As of this writing (2019), all four performers are still with us today: Wayne on tenor sax, Herbie Hancock on piano, Cecil McBee on bass, and Joe Chambers on drums. The low-key opener, "Etcetera" (6:20) is an ever-opening flower, both hypnotizing and unforgettable as it gradually unfolds. I have no idea if this was ever performed live, but it would have made a phenomenal solo trade-off number on stage. One of Shorter's most beautiful ballads, "Penelope" (6:44), comes next, with Wayne's tone and Herbie's solo being especially poignant. The light and breezy "Toy Tune" (7:22) is followed by Gil Evans's "Barracudas" (11:04). This intense workout gives the group a chance to stretch out, with both Wayne and Herbie having their most awe-inspiring moments on the album. Cecil McBee's bizarre bassline and substantial solo dominate the closing "Indian Song" (11:35).
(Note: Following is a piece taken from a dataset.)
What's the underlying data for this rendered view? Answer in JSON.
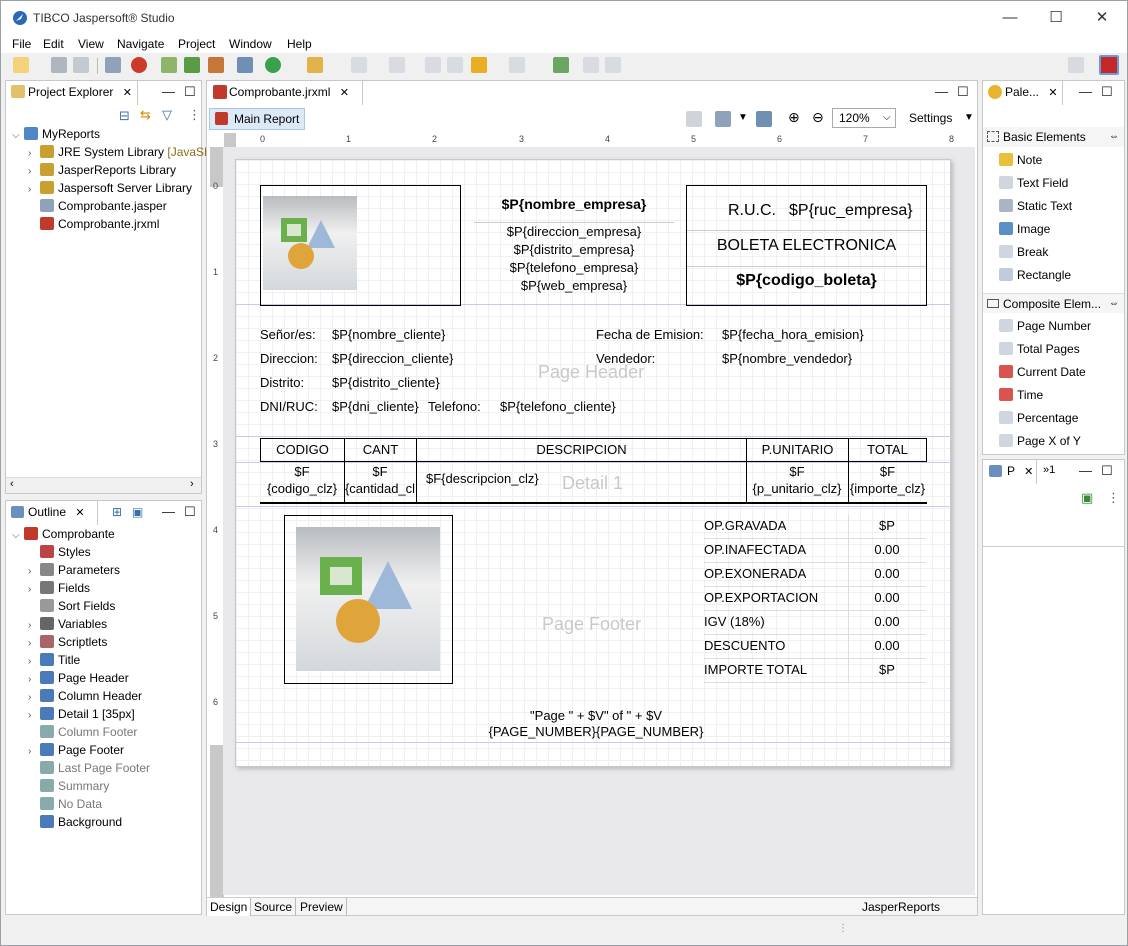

Everyone is at the top of their game throughout, and fans of all four players are urged to seek this one out.

It remains an unfathomable mystery why it took 15 years for this album to be released in USA/Europe. I will even go so far as to say that this is the best release in the famous (or is it infamous?) "LT" series, beating out Larry Young's Mother Ship and Grant Green's Nigeria by a close margin. Don't let Et Cetera's original cover dissuade you: yes, it's a wall of TV's. Huh?